The phenomenon of warming water in the Arctic Area seems to extend to the Western Greenland toward Alaska and the Canadian Basin, as discovered a team of University of Alaska Fairbanks International Arctic Research Center.
Researchers made this observation this fall during the Nansen and Amundsen Basins Observational Systems program.
Data offered by the NABOS program and other international programs has shown that during the last 10 years, water temperature in the Arctic Ocean has risen.
this fall's data show unprecedented warmth in some areas.
"The large area of the Arctic Ocean promises to become much warmer," said Igor Polyakov, NABOS principal investigator and a research professor at IARC.
Scientists used observational moorings (instrument-bearing buoys that are anchored to the ocean floor and float below the surface of the ocean) to read temperatures at different depths.
A surge of warm water was detected at 150 to 800 meters in February of 2004 on the continental slope of the Laptev Sea, in Northern Siberia.
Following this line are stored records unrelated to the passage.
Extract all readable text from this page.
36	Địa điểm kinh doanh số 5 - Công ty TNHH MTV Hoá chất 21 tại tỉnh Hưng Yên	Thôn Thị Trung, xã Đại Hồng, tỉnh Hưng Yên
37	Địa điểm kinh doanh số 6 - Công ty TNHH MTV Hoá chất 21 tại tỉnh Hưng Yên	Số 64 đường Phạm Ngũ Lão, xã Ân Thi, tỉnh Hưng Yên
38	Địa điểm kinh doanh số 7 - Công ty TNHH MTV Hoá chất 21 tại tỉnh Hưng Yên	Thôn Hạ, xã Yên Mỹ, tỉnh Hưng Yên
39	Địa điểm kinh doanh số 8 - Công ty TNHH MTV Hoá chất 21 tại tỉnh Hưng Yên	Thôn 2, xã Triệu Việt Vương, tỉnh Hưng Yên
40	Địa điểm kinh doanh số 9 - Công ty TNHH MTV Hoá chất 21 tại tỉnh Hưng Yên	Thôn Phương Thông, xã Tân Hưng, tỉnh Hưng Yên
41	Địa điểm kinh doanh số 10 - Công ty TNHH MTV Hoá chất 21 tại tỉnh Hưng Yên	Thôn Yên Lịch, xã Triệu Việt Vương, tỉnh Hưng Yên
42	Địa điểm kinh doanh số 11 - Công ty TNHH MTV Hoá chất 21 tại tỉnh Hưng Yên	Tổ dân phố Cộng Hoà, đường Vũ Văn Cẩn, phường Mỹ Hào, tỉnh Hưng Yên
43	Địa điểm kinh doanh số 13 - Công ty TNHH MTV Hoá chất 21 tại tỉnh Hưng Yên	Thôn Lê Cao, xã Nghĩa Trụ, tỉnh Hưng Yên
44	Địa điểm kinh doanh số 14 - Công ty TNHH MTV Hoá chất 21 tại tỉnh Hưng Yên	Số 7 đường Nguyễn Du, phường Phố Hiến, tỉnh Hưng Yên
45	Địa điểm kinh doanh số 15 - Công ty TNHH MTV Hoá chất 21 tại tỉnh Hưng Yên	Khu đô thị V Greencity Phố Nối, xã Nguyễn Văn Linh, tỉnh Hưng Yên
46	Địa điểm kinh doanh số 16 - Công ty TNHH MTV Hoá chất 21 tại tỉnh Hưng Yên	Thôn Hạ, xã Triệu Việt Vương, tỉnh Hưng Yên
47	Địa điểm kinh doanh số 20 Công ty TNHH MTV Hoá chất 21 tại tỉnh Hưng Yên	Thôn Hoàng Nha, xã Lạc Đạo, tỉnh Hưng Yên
"What we found this year was one of our eastern moorings also showed a warming signal" Polyakov said.
"That finding indicates that the warm water is moving further and further into the Arctic," he said," which could increase the overall temperature of the Arctic Ocean."
Observations from the NABOS project suggest that the Arctic Ocean is moving toward a warmer state, and this could have a global impact on climate.
Water temperature in the Arctic area may affect the amount of Arctic ice.
Arctic sea ice plays a major role in the global climate, as ice reflects more of the sun's heat than open water, and its melting will affect Earth's climate.